In 2010, a Blu-ray version was released by Anchor Bay and included an interview with Gilliam and a theatrical trailer. In 2013, a Blu-ray version was released by Arrow Films in the UK. The original 35mm negative was scanned at 2K resolution and the restoration was approved by Gilliam. In 2014, a Blu-ray was released by Criterion as a new 2K digital restoration and includes the original commentary from the 1997 LaserDisc by Gilliam and Palin, Cleese, Warner and Warnock; a feature with production designer Milly Burns and costume designer James Acheson; a 1998 conversation between Gilliam and film scholar Peter von Bagh; a 1981 appearance by Shelley Duvall on Tom Snyder's The Tomorrow Show; a photo gallery; the theatrical trailer; and an insert that has a reproduction of the Map of the Universe on one side and an essay by David Sterritt on the other.
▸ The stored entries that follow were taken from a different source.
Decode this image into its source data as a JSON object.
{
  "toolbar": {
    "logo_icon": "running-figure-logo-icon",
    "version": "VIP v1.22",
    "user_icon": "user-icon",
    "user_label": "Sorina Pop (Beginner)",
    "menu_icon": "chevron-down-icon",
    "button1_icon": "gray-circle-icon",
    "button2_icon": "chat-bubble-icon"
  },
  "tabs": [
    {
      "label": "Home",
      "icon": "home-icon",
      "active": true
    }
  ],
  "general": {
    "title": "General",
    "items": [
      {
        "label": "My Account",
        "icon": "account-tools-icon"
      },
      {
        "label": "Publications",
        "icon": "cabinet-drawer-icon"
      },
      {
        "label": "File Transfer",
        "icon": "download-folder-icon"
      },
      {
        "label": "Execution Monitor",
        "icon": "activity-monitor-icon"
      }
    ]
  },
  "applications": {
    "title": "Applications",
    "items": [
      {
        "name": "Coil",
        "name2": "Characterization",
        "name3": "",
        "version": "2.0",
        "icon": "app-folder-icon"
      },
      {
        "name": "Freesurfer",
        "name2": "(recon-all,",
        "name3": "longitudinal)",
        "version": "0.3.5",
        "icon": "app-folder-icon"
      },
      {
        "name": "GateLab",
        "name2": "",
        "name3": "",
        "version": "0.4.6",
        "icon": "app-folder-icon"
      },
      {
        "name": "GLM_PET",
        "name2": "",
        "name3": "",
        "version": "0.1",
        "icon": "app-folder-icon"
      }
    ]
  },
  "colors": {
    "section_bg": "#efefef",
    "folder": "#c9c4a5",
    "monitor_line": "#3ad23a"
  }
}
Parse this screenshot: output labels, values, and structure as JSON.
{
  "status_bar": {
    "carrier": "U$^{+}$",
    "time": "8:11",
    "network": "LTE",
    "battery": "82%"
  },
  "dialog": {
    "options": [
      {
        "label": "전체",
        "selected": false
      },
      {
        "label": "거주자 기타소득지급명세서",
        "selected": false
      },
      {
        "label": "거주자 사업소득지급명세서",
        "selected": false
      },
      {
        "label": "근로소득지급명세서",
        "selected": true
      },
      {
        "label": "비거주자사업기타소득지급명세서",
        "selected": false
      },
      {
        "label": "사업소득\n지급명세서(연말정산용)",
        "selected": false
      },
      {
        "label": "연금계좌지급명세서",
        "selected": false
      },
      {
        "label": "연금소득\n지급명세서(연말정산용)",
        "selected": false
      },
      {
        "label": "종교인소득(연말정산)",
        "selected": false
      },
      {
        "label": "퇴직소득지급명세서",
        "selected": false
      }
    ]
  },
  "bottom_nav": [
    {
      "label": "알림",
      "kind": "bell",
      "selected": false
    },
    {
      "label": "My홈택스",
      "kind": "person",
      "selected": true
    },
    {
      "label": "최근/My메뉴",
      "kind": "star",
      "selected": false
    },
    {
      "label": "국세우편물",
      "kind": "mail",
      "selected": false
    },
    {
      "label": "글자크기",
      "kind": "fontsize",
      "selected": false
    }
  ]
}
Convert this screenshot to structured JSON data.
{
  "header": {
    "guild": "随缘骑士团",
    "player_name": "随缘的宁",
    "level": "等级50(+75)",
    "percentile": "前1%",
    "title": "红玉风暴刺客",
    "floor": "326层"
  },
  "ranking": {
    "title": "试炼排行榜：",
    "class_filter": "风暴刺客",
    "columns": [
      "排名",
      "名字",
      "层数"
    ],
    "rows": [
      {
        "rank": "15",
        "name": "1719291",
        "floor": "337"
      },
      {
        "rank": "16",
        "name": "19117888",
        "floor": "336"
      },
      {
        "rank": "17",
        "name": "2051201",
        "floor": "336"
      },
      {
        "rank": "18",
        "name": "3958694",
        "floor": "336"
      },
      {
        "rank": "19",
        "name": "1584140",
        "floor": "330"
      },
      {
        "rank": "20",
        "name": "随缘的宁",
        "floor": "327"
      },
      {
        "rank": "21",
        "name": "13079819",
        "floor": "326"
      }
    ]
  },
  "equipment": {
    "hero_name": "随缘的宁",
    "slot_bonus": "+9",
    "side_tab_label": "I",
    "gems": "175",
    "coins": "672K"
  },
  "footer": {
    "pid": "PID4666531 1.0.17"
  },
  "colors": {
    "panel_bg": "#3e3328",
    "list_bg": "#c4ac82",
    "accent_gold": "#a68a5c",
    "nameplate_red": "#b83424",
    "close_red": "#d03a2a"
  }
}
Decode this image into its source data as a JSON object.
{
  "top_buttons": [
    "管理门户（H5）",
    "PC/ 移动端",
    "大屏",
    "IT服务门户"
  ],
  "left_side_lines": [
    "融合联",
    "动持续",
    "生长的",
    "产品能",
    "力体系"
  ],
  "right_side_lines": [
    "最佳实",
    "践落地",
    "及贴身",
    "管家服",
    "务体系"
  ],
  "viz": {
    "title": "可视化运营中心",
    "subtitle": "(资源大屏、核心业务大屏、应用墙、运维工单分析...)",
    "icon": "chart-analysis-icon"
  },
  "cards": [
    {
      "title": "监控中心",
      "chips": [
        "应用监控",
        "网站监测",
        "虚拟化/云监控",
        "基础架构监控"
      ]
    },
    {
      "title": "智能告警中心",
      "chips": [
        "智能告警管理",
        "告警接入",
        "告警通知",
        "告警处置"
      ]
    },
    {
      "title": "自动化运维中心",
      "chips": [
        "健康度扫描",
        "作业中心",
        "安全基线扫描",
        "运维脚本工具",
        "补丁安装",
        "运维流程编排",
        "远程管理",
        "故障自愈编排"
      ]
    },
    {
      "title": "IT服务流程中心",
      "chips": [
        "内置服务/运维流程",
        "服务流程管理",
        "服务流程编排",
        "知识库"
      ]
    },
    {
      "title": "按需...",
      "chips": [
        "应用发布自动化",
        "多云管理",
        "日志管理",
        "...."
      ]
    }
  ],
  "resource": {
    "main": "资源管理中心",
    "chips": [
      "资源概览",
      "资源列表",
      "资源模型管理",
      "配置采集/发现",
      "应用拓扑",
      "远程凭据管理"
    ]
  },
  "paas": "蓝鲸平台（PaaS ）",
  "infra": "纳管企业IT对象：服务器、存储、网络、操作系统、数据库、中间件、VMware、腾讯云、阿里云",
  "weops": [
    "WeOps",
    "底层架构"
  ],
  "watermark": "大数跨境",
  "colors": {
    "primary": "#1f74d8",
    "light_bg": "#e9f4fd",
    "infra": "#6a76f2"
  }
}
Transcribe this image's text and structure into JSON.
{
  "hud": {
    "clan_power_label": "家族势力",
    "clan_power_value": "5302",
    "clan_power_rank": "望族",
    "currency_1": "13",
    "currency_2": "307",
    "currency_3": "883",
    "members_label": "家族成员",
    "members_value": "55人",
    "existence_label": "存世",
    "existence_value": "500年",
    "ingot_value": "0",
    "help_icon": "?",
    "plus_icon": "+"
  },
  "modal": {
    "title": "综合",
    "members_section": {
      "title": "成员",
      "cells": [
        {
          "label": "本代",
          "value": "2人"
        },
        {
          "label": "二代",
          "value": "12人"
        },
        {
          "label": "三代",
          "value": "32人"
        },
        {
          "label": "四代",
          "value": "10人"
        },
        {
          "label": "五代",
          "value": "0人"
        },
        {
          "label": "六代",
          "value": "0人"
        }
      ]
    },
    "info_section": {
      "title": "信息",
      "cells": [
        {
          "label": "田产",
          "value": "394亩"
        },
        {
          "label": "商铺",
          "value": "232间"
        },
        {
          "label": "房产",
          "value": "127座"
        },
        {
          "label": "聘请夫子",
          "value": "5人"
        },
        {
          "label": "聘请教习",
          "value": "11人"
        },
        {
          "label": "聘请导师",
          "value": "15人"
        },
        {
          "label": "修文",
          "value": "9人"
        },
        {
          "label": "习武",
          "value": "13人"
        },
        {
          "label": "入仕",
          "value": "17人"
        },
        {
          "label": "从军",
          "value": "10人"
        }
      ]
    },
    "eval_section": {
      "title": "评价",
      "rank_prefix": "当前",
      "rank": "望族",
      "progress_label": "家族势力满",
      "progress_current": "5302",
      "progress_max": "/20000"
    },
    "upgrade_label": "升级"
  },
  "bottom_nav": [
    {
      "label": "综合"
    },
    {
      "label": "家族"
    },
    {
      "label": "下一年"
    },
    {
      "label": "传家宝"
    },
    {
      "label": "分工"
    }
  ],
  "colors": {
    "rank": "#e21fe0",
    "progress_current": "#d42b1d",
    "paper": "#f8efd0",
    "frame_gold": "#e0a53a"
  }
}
In 2023, a 4K UHD version was released by Arrow Films and Criterion, again with the transfer supervised by Gilliam, including the same special features as the earlier 2K version.

==Comic book adaptation==
Marvel Comics published a comic book adaptation of the film in February 1982. It was written by Steve Parkhouse and drawn by David Lloyd and John Stokes.

==Planned sequel==
Gilliam and Charles McKeown wrote a script for Time Bandits II in 1996 and planned to bring back the original cast, except for David Rappaport and Tiny Ross who had since died. When Jack Purvis died the following year, the sequel was shelved.

==Television series==

In July 2018, it was announced that Apple Inc. had gained rights and closed a deal with Anonymous Content, Paramount Television Studios, and MRC Television to develop a television series version of the Terry Gilliam film, also entitled Time Bandits, to distribute on Apple TV+, with Gilliam on board set to serve only as executive producer (thus in a non-writing production role) and Taika Waititi set to co-write and direct the pilot. Lisa Kudrow stars alongside Kal-El Tuck, Charlyne Yi, Tadhg Murphy, Roger Jean Nsengiyumva, Rune Temte, Kiera Thompson and Rachel House.

Production took place in New Zealand in late 2022 and early 2023.